Three Identical Strangers – What happens when American kids are exposed to a psychological experiment that wouldn’t have been out of place in the Mengele era? The answer is that it tortures them and leads to one of the kids killing himself. The Academy didn’t feel the need to nominate it.
Hale County Morning, This Evening – The film about the Alabama Bible Belt that uses abstract intertitles to capture a slice of life.
Monrovia, Indiana – The film about a short amount of time in the middle of the Indiana Cracker Belt. Having visited, I have to say that the documentary depiction is apt.
Minding the Gap – Girls skateboarding?!?!? While this isn’t 1989, I’m still cool with anyone trying to gleam the cube.
Shirkers – Asian film fans get ripped off and make a documentary about the crime. I’m sold.
RBG – Her documentary was way better than the terrible biopic that died in theaters about a month ago.
Free Solo – Jimmy Chin has found a new way to make rock climbing into a terrifying endeavor.
Won’t You Be My Neighbor? – Mister Rogers introduced people to the Feels this year. That’s the term used by disenfranchised youth that can’t related to anything human unless it’s repackaged in bite size portions.
Troy plans on a few more reviews of documentaries he loves in proper form.
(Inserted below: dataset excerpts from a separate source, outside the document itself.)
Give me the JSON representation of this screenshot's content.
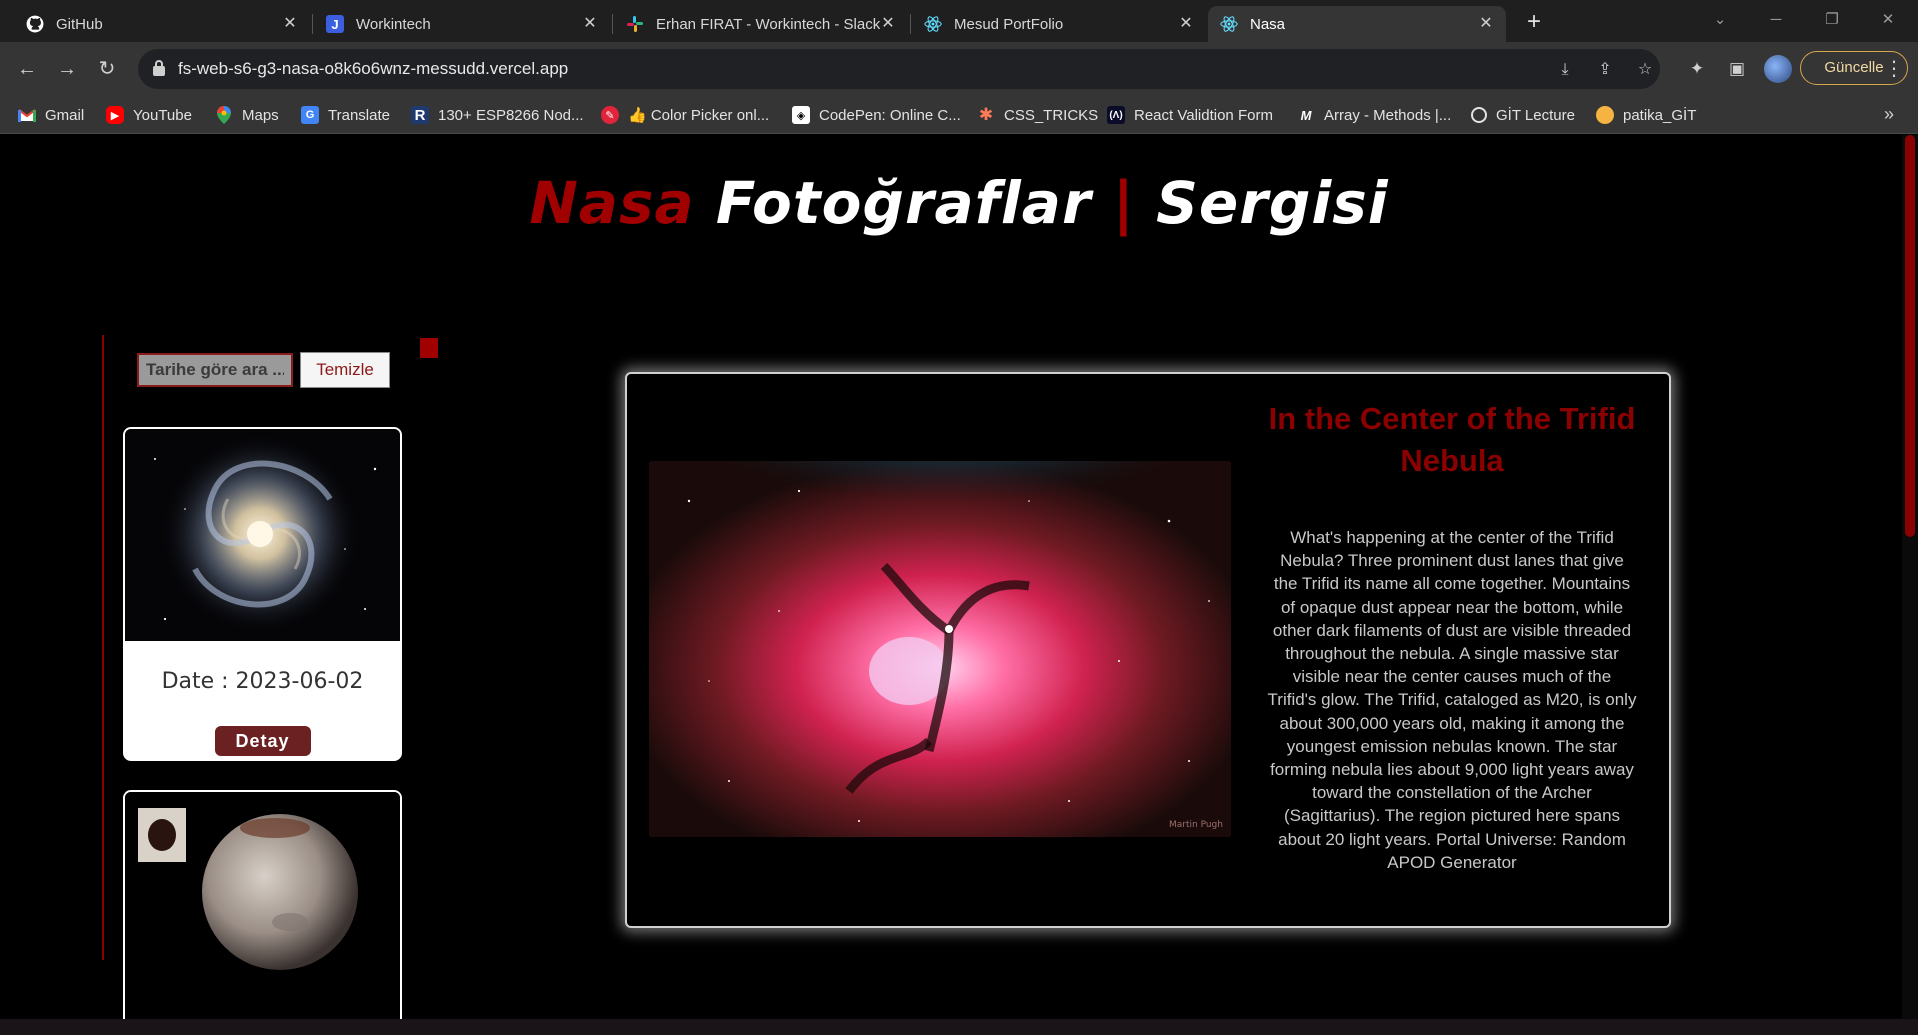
{
  "browser": {
    "tabs": [
      {
        "label": "GitHub",
        "icon": "github-icon"
      },
      {
        "label": "Workintech",
        "icon": "workintech-icon"
      },
      {
        "label": "Erhan FIRAT - Workintech - Slack",
        "icon": "slack-icon"
      },
      {
        "label": "Mesud PortFolio",
        "icon": "react-icon"
      },
      {
        "label": "Nasa",
        "icon": "react-icon",
        "active": true
      }
    ],
    "url": "fs-web-s6-g3-nasa-o8k6o6wnz-messudd.vercel.app",
    "update_label": "Güncelle",
    "bookmarks": [
      {
        "label": "Gmail",
        "icon": "gmail-icon"
      },
      {
        "label": "YouTube",
        "icon": "youtube-icon"
      },
      {
        "label": "Maps",
        "icon": "maps-icon"
      },
      {
        "label": "Translate",
        "icon": "translate-icon"
      },
      {
        "label": "130+ ESP8266 Nod...",
        "icon": "r-icon"
      },
      {
        "label": "👍 Color Picker onl...",
        "icon": "color-picker-icon"
      },
      {
        "label": "CodePen: Online C...",
        "icon": "codepen-icon"
      },
      {
        "label": "CSS_TRICKS",
        "icon": "css-tricks-icon"
      },
      {
        "label": "React Validtion Form",
        "icon": "react-validation-icon"
      },
      {
        "label": "Array - Methods |...",
        "icon": "array-icon"
      },
      {
        "label": "GİT Lecture",
        "icon": "globe-icon"
      },
      {
        "label": "patika_GİT",
        "icon": "patika-icon"
      }
    ]
  },
  "page": {
    "title_part1": "Nasa",
    "title_part2": "Fotoğraflar",
    "title_sep": "|",
    "title_part3": "Sergisi",
    "search_placeholder": "Tarihe göre ara ...",
    "clear_label": "Temizle",
    "cards": [
      {
        "date": "Date : 2023-06-02",
        "button": "Detay",
        "image": "spiral-galaxy"
      },
      {
        "image": "charon-moon"
      }
    ],
    "feature": {
      "title": "In the Center of the Trifid Nebula",
      "image": "trifid-nebula",
      "watermark": "Martin Pugh",
      "explanation": "What's happening at the center of the Trifid Nebula? Three prominent dust lanes that give the Trifid its name all come together. Mountains of opaque dust appear near the bottom, while other dark filaments of dust are visible threaded throughout the nebula. A single massive star visible near the center causes much of the Trifid's glow. The Trifid, cataloged as M20, is only about 300,000 years old, making it among the youngest emission nebulas known. The star forming nebula lies about 9,000 light years away toward the constellation of the Archer (Sagittarius). The region pictured here spans about 20 light years. Portal Universe: Random APOD Generator"
    }
  },
  "colors": {
    "accent_red": "#a00000",
    "button_brown": "#6b2121",
    "update_gold": "#d5a74e"
  }
}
His Love, Gilda review is super overdue. It’s coming. He promises.
11) Daniel’s Pick – A Quiet Place
I have never been much of a fan of The Office or John Krasinski, so color me surprised that a film by him is one of my favorite of the year. Not only has he managed to craft a gripping family drama about living in hardship, but he did it within the confines of a horror movie! A monster movie at that! Be still my beating heart!
Yes, there are some narrative problems and the characters occasionally make some real boneheaded decisions. Guess what though? People make stupid decisions on a regular basis, you and me included. Why should we hold film characters to higher choice-making standards than ourselves? I know, I know. Plot holes. I don’t give a damn about plot holes when the filmmaking is a good as it is here, however. The anti authority/popularity streak in me was fully prepared to hate this one when I sat down with it, but it won me over anyway. It’s that good.
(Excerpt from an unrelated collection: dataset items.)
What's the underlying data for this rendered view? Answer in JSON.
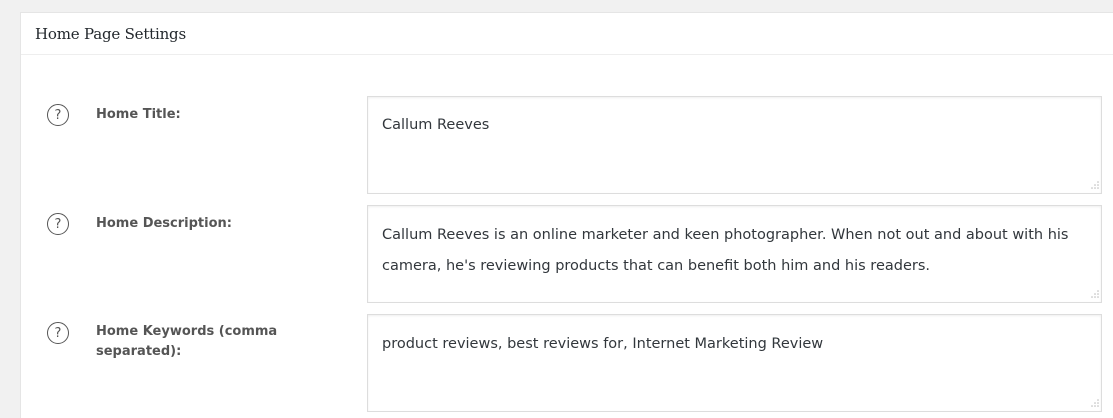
{
  "panel": {
    "title": "Home Page Settings"
  },
  "fields": [
    {
      "label": "Home Title:",
      "value": "Callum Reeves"
    },
    {
      "label": "Home Description:",
      "value": "Callum Reeves is an online marketer and keen photographer. When not out and about with his camera, he's reviewing products that can benefit both him and his readers."
    },
    {
      "label": "Home Keywords (comma separated):",
      "value": "product reviews, best reviews for, Internet Marketing Review"
    }
  ],
  "help_icon_glyph": "?",
  "colors": {
    "background": "#f1f1f1",
    "panel": "#ffffff",
    "border": "#dddddd",
    "label": "#555555",
    "text": "#32373c"
  }
}
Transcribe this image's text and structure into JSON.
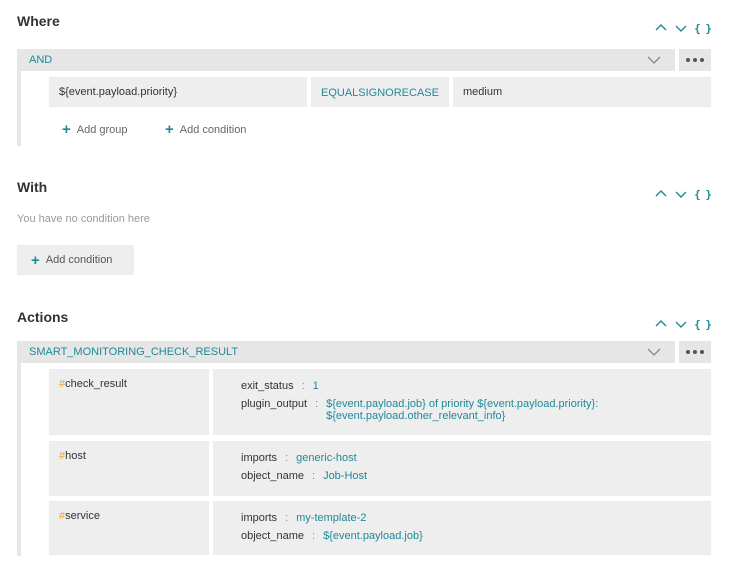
{
  "where": {
    "title": "Where",
    "operator_bar": "AND",
    "condition": {
      "field": "${event.payload.priority}",
      "operator": "EQUALSIGNORECASE",
      "value": "medium"
    },
    "add_group": "Add group",
    "add_condition": "Add condition"
  },
  "with": {
    "title": "With",
    "empty_text": "You have no condition here",
    "add_condition": "Add condition"
  },
  "actions": {
    "title": "Actions",
    "action_bar": "SMART_MONITORING_CHECK_RESULT",
    "rows": [
      {
        "name": "check_result",
        "props": [
          {
            "key": "exit_status",
            "value": "1"
          },
          {
            "key": "plugin_output",
            "value": "${event.payload.job} of priority ${event.payload.priority}: ${event.payload.other_relevant_info}"
          }
        ]
      },
      {
        "name": "host",
        "props": [
          {
            "key": "imports",
            "value": "generic-host"
          },
          {
            "key": "object_name",
            "value": "Job-Host"
          }
        ]
      },
      {
        "name": "service",
        "props": [
          {
            "key": "imports",
            "value": "my-template-2"
          },
          {
            "key": "object_name",
            "value": "${event.payload.job}"
          }
        ]
      }
    ]
  },
  "controls": {
    "json_label": "{ }",
    "separator": ":",
    "hash": "#"
  },
  "colors": {
    "accent": "#1e8a98",
    "hash": "#f0a030",
    "panel": "#eeeeee",
    "bar": "#e6e6e6"
  }
}
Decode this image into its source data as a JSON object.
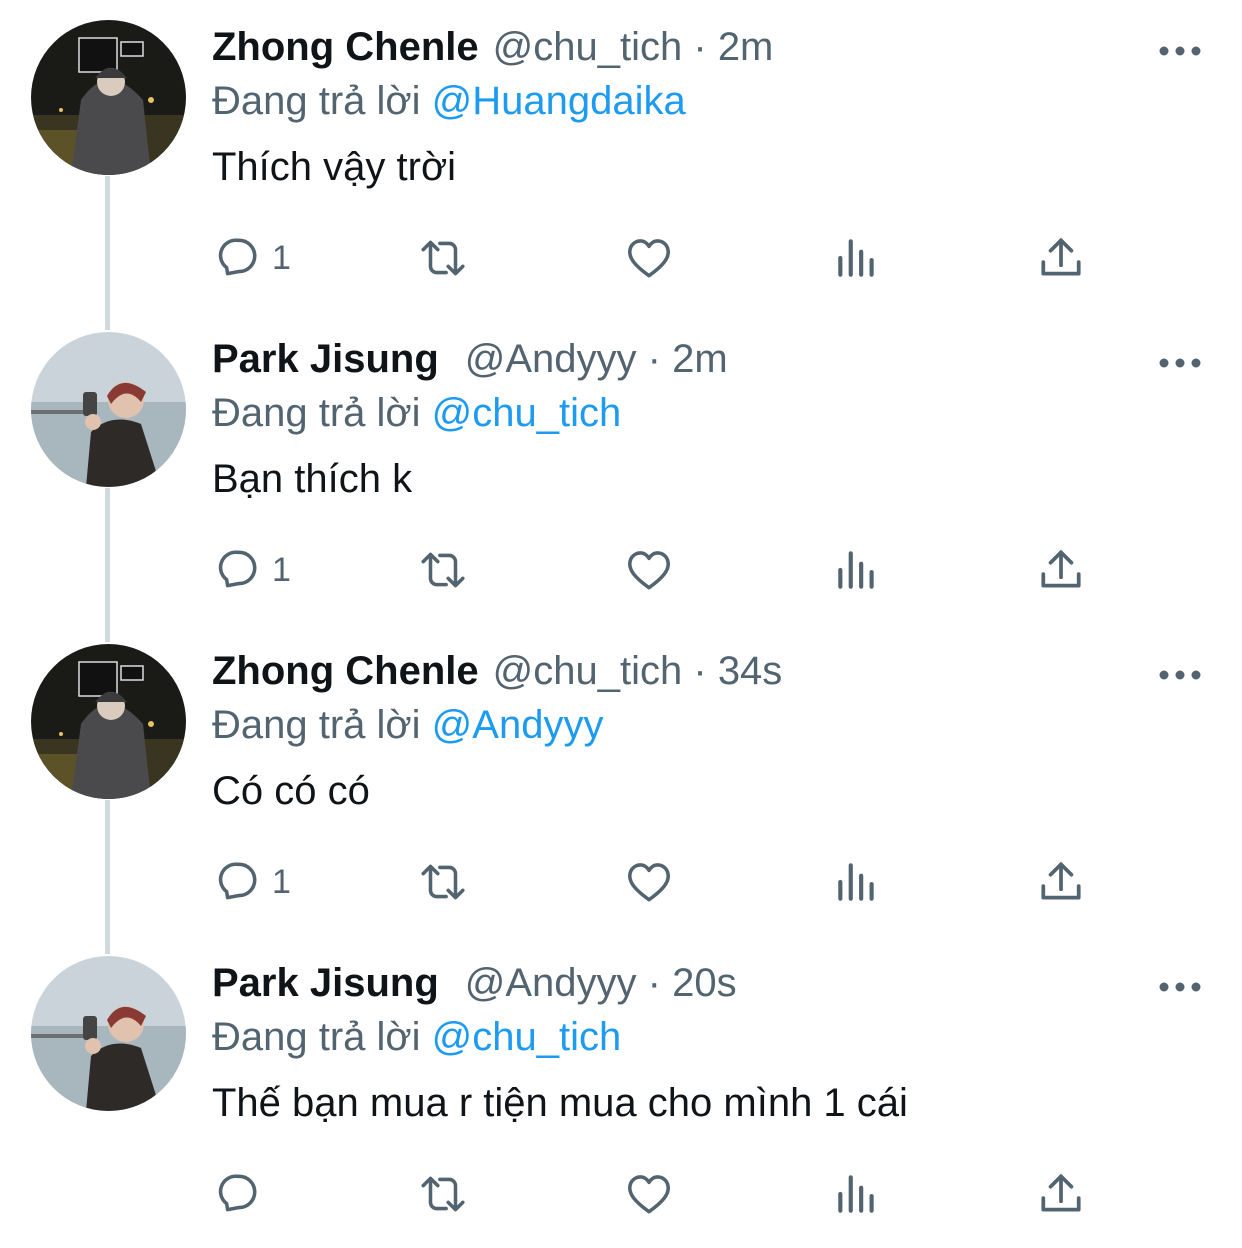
{
  "reply_prefix": "Đang trả lời",
  "colors": {
    "link": "#1d9bf0",
    "secondary": "#536471",
    "text": "#0f1419",
    "thread": "#cfd9de"
  },
  "tweets": [
    {
      "name": "Zhong Chenle",
      "handle": "@chu_tich",
      "dot": "·",
      "time": "2m",
      "reply_to": "@Huangdaika",
      "text": "Thích vậy trời",
      "reply_count": "1",
      "avatar": "night-street-photo"
    },
    {
      "name": "Park Jisung",
      "handle": "@Andyyy",
      "dot": "·",
      "time": "2m",
      "reply_to": "@chu_tich",
      "text": "Bạn thích k",
      "reply_count": "1",
      "avatar": "seaside-photo"
    },
    {
      "name": "Zhong Chenle",
      "handle": "@chu_tich",
      "dot": "·",
      "time": "34s",
      "reply_to": "@Andyyy",
      "text": "Có có có",
      "reply_count": "1",
      "avatar": "night-street-photo"
    },
    {
      "name": "Park Jisung",
      "handle": "@Andyyy",
      "dot": "·",
      "time": "20s",
      "reply_to": "@chu_tich",
      "text": "Thế bạn mua r tiện mua cho mình 1 cái",
      "reply_count": "",
      "avatar": "seaside-photo"
    }
  ],
  "icons": [
    "reply-icon",
    "retweet-icon",
    "like-icon",
    "views-icon",
    "share-icon",
    "more-icon"
  ]
}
11) Mike Flynn’s Pick – Annihilation
For a directorial debut, Ex Machina was a hard film to top. What Alex Garland’s follow-up lacks in theatrical simplicity, however, it more than recoups its worth in its visual triumph and turn of the needle from technological caution to transgressive, ecological horror. If Ex Machina was certainly his tribute to film-school gods, Annihilation is his love letter to the kings of the video store. This is a challenging, surreal film, shamefully denied a theatrical release for most of the world but given a shot in the United States.
Having surprised with an Oscar win for Best Visual Effects on his first film, Garland’s visuals are even more ambitious, reflecting the mysterious unknown that its (literally) star-crossed scientists must fight the elements of. Natalie Portman, Tessa Thompson, and Gina Rodriguez are haunting in their skeptical approach, while Jennifer Jason Leigh is reckonable as the team’s holdout that craves a Lovecraftian fusion with other-worldly knowledge.
Despite the Netflix connection, to see a major studio deliver a challenging hard sci-fi film during one of the more tense cycles of the yearly blockbuster season is as ambitious as the man that crafted it.
11) Jamie’s Pick – Tully
Jamie heard that Tully was a fantasy about a magical babysitter that bonds at night with Charlize Theron. Jamie ended up using the tissues for a different reason.